Travel Log 7: “Global Responsibility” Part 1. By Ryan Bonitz. Barcelona, Spain.

It’s crazy to think that less than a few decades ago the people of Rwanda experienced one of the worst genocides in history. In 1994, nearly 800,000 people were killed over the course of about 100 days. The Hutus were the majority of the population at the time, making up nearly 85% of the population (BBC). They targeted the Tutsi population, who had ruled the African country.

One of the most controversial topics of the time was the participation of the UN during the genocide. They were not given a mandate to stop the killing. In addition, the United States and other countries did not want to get involved with another African conflict, considering the US had just conflict with Somalia. The French were allies of the Hutu government, and said they would set up a safe zone. However, they were accused of not doing nearly enough to stop the slaughter that was occurring right before their eyes. Lists of names were handed out to the Hutu armies, who viciously killed the Tutsi people listed as well as their families.

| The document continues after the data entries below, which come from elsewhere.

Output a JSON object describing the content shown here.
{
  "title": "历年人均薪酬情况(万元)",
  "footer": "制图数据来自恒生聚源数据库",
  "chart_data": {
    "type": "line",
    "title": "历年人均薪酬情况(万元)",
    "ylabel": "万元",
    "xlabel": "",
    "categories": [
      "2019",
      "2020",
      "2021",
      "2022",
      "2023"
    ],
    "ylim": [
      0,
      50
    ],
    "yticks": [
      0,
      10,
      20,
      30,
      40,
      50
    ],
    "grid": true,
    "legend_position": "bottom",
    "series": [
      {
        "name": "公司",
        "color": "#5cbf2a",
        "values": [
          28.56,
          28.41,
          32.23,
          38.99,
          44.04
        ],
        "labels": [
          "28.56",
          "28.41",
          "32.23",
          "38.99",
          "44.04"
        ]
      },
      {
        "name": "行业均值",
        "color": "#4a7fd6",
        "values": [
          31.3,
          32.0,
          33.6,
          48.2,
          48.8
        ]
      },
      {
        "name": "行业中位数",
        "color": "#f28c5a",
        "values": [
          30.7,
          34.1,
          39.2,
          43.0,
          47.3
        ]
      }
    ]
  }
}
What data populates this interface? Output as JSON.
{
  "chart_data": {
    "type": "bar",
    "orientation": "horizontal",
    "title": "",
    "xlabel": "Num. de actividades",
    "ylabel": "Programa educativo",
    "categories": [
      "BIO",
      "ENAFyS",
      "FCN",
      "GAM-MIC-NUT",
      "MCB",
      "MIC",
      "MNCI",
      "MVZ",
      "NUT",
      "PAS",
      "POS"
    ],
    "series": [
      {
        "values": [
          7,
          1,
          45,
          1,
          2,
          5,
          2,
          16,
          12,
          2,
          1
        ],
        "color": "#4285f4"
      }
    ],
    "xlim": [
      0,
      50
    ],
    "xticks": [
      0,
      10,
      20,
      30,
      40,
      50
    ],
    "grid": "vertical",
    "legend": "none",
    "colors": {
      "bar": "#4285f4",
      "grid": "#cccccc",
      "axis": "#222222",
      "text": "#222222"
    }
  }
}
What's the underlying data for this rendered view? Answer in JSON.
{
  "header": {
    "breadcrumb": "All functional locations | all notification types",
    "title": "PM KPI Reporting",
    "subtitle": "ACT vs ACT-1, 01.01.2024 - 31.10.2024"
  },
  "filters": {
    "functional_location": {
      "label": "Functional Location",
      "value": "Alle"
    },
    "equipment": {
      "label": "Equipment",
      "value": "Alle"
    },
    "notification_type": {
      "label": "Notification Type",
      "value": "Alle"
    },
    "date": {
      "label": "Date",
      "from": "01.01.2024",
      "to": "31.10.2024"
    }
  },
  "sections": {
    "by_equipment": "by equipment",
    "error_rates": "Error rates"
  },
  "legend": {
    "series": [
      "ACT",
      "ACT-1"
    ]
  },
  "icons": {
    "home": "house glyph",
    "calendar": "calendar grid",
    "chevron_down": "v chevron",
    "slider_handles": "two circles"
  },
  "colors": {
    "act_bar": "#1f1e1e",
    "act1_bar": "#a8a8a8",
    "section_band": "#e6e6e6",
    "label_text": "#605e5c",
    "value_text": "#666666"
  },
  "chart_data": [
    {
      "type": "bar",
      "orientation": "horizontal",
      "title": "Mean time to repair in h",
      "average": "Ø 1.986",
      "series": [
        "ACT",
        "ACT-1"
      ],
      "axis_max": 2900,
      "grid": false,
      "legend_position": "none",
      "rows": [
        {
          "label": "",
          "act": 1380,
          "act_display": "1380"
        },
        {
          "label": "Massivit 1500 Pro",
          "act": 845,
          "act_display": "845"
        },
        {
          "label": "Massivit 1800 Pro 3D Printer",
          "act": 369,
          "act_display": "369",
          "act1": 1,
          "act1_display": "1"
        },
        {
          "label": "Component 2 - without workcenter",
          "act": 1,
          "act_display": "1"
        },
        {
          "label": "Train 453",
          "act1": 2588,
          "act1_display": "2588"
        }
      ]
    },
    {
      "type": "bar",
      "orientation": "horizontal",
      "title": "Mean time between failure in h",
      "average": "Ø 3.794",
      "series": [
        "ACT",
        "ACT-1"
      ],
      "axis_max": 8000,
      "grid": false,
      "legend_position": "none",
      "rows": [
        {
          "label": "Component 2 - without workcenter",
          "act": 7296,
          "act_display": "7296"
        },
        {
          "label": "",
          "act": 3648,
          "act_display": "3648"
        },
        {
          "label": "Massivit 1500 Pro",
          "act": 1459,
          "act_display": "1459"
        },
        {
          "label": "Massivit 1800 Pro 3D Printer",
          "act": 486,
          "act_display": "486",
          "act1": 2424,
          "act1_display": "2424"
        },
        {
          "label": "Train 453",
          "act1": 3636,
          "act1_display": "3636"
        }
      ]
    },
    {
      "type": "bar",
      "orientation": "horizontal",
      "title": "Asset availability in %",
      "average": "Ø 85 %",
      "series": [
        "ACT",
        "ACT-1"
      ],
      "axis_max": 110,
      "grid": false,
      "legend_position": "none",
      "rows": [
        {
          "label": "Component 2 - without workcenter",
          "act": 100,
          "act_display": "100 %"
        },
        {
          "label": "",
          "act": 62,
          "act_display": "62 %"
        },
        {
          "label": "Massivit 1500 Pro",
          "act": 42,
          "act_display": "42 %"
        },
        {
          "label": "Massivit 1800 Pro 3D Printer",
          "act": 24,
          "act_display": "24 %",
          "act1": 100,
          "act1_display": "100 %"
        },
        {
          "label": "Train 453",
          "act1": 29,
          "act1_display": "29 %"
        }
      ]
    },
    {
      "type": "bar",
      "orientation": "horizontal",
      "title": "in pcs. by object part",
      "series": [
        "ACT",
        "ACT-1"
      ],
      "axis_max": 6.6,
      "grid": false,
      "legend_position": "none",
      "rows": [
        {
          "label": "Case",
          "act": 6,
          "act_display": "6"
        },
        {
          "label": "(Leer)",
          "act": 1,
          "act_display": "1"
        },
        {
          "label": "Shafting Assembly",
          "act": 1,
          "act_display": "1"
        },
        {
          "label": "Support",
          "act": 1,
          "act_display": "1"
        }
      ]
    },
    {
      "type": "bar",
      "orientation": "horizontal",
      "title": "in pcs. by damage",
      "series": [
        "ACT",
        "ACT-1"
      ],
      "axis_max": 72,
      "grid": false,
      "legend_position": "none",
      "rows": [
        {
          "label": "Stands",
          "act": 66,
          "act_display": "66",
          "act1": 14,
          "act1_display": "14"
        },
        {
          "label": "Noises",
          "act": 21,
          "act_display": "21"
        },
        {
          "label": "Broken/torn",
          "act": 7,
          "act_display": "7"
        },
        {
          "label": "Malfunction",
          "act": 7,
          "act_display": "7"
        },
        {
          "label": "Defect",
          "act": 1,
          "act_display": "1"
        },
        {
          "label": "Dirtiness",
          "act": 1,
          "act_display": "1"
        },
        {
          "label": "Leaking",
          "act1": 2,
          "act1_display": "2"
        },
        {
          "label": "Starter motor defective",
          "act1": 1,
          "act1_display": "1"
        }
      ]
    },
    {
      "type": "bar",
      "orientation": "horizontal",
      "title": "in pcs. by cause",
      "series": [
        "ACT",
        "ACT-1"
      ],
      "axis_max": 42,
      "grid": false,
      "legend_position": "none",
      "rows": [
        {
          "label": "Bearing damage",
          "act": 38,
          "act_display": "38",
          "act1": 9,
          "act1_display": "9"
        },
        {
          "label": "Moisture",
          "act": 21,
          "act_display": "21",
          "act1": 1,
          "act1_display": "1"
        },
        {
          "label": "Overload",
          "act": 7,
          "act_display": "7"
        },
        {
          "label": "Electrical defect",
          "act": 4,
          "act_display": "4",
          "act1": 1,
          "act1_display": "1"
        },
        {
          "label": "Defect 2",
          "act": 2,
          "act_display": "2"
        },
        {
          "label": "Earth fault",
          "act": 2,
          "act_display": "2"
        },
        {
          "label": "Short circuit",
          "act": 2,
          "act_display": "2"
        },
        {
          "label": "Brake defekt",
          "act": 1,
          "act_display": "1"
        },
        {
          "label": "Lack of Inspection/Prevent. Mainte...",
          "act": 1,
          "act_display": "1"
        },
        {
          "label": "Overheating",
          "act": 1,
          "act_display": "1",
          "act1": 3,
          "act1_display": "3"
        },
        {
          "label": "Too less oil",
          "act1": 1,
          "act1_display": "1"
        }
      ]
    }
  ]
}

The cartoon I chose to use shows a Hyena devouring a man who represents Rwanda. In the background an armed guard who represents some major world power (possibly the UN or France), sleeps peacefully. Although he has the means to save the Rwandan man, he turns a blind eye and rests instead. This picture depicts a clear violation of human rights. For example, Article 3 of the Bill of Human Rights says “Everyone has the right to life, liberty and security of person” ( Clearly the UN and other governments such as the French should be interceding, however they decide to put their own interests before those of others. Article 5 states “No one shall be subjected to torture or to cruel, inhuman or degrading treatment or punishment.” It is obvious that the Tutsi people are being treated inhumanely, yet the world does not seem to care.

This can all be related to the modern day world with Syria. Each country says it is the responsibility of another to help, and as a result the Syrians are not getting the aide that they require. One day we will look back and say “never again.” Let’s hope that we can one day realize that these nightmares can be stopped before they progress, so that events such as these will never happen again.